Ray wasn’t at the Forks when I got there. I set up my Leonard rod and cast over the swirling eddies. The eddies, however, weren’t as strong as they were the day before; and neither were the armies flowing into the pool. Unlike the stone faces of mansions, the faces of the river had faded closer to anonymity, but I still recognized them.
Twenty minutes later, Ray still hadn’t arrived. Had he deserted me? If so, why? Had I said the wrong thing? Or had he just assumed that I was a rich kid from New York?
A fly line unrolled upstream. Was it Ray’s? I walked upstream. Mr. La Branche stood in the river. Tucking his rod in his armpit, he wrote something in a small book. I yelled out, “I think you’re right!”
“About what?”
“Dry flies and fast water.”
“Dry flies and fast water. I like the ring of that.”
I told him about the rises I saw on Ferdon’s Eddy.
“Right now,” he said, “I’m trying to create my own hatch of flies by casting to the same spot over and over again.”
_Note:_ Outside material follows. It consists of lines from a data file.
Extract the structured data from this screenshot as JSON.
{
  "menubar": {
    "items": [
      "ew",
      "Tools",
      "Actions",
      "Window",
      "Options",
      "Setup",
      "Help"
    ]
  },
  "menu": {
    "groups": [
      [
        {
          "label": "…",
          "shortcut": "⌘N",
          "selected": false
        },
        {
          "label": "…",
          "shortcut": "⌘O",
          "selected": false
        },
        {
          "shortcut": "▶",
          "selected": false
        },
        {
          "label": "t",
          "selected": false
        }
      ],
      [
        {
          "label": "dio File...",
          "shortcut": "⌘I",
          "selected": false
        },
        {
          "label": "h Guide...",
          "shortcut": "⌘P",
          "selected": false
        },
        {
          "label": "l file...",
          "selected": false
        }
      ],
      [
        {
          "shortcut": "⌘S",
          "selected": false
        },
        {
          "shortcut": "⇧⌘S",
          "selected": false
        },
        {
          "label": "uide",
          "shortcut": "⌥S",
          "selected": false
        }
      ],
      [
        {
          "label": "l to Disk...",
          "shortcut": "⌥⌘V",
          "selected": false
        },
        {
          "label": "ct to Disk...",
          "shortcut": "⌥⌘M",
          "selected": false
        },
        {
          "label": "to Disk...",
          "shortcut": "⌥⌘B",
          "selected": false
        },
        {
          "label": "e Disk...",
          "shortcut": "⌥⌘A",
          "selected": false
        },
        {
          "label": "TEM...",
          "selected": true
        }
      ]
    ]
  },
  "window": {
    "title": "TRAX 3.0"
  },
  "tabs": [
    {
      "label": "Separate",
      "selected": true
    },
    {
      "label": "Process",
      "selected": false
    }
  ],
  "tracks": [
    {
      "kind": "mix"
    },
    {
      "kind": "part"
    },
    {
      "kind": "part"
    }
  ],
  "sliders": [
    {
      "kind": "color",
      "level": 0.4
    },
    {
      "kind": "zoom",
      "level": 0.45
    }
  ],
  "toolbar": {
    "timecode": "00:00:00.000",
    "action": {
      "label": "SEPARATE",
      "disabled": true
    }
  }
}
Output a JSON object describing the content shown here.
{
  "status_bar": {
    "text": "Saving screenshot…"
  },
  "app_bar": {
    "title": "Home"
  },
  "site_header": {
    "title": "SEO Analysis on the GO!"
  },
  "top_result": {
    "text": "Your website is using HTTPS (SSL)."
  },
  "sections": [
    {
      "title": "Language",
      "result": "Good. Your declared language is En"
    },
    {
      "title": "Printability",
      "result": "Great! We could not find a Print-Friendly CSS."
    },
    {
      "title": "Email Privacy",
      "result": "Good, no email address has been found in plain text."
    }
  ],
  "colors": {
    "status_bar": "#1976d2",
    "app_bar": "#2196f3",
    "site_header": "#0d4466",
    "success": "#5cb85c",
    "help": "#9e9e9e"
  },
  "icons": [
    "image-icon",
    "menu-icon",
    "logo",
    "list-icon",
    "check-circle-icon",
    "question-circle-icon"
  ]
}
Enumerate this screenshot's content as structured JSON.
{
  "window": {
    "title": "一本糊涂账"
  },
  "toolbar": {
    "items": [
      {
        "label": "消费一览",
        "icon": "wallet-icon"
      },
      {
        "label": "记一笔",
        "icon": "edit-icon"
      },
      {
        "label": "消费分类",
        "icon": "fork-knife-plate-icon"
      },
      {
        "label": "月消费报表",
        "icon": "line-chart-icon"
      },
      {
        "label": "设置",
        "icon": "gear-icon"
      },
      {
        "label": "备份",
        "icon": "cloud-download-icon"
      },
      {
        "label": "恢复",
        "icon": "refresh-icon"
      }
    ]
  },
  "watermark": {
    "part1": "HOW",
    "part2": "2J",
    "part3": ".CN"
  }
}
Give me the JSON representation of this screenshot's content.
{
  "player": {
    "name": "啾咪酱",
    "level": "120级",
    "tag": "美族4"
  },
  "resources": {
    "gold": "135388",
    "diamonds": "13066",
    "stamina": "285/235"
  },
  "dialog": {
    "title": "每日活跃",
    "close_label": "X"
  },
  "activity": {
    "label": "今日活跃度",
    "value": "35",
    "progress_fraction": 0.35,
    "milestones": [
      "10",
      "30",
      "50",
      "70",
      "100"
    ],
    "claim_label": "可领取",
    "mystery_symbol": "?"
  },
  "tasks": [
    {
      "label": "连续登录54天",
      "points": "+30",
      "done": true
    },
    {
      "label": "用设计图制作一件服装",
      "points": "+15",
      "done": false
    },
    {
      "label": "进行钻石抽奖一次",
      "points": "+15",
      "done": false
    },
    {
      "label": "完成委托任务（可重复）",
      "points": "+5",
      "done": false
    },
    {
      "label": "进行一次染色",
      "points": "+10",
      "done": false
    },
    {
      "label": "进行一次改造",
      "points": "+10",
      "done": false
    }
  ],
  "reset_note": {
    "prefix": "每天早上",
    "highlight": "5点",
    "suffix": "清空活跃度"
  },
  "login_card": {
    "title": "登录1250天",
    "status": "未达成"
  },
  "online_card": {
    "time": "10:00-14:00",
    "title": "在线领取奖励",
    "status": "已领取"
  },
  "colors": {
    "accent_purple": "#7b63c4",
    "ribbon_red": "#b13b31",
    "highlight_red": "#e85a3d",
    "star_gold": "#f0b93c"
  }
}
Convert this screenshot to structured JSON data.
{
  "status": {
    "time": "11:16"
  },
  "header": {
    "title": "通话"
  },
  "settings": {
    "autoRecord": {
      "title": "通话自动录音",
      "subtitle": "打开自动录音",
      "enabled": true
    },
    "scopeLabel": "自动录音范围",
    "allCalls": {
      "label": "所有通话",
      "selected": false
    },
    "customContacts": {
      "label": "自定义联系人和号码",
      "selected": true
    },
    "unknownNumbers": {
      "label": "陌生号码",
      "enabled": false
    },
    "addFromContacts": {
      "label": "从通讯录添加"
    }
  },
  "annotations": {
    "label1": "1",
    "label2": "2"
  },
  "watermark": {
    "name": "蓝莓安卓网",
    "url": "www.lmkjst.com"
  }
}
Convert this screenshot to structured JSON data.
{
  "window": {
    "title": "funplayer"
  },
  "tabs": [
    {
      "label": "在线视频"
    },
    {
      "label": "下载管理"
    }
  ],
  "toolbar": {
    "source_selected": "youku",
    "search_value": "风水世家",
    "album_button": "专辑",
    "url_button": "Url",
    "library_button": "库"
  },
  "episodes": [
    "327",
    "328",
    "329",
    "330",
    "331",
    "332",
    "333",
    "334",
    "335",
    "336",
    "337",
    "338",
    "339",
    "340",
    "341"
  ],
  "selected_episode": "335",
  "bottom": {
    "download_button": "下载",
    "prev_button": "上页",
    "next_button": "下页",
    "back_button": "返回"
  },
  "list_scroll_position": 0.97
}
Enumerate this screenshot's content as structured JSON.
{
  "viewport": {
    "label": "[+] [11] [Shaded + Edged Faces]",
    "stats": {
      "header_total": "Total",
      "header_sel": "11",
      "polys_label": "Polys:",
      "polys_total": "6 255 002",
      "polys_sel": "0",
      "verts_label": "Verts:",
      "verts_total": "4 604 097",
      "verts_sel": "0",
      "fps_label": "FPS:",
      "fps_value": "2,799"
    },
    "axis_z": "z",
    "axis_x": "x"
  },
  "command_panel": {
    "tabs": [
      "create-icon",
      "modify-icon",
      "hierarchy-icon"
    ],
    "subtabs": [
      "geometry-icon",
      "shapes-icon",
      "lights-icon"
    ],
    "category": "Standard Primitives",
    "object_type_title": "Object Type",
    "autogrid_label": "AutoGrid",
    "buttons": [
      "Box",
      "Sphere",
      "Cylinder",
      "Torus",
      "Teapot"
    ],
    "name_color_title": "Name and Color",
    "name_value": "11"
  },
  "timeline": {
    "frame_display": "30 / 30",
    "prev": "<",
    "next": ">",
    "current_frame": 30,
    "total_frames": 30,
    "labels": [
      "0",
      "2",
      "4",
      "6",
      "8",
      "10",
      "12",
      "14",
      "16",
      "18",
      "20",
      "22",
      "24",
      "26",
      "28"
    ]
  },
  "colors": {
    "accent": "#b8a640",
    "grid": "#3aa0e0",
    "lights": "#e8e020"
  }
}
Though I didn’t know if he wanted me to, I walked to him.
“Watch,” he said. He cast. Again the loop curved downstream. “I’m sorry,” he said. “Did you tell me your name yesterday?”
“My name is Ian.”
“Ian, you see, according to my theory, closely matching artificial flies to hatched ones isn’t crucial. I’ve cut open trout and found little sticks and different insects in their stomachs; so I think what’s crucial to catching trout is landing the fly gently on the right spot, and then drifting the fly without drag.”
Mr. La Branche’s voice sounded calm but passionate. I was impressed at how well he fit the opposite tones together.
“To get the fly to land gently,” he continued, “I aim about 5 feet over the target, and slightly downward. You see, Ian, the trick is to get the line to land first and to therefore slow the leader and fly as they float down. Right now I’m landing my fly three feet upstream of that long seam. To get a longer drift, I’m curving my casts so the fly lands downstream of the line.”
“I didn’t know a person can curve his casts.”
“To make a downstream curve, I cast with the rod 45 degrees to the ground. Then I let go of the line before I stop my cast, and gently pull back the rod. To make an upstream curve, I don’t let go of the line until I stop my cast. The more horizontally I hold the rod, the more my cast will curve. Sounds easy, doesn’t it?”
“I don’t know.”
“Curving my casts has taken me months and months of experiments.”
I thought of my own casting experiments. Suddenly I admired Mr. La Branche, in spite of his two middle initials and his dressing like a dandy.
He took out his gold pocket watch. “It’s almost ten. I have to meet Mr. Theodore Gordon at the Covered Bridge Pool.”
“The writer?”
“So you heard of him?”
“Kind of.”
“He’s also a great fly tyer. We’re having a running debate on how to fish dry flies. Ian, why don’t you come with me, and I’ll tell you more on the way.”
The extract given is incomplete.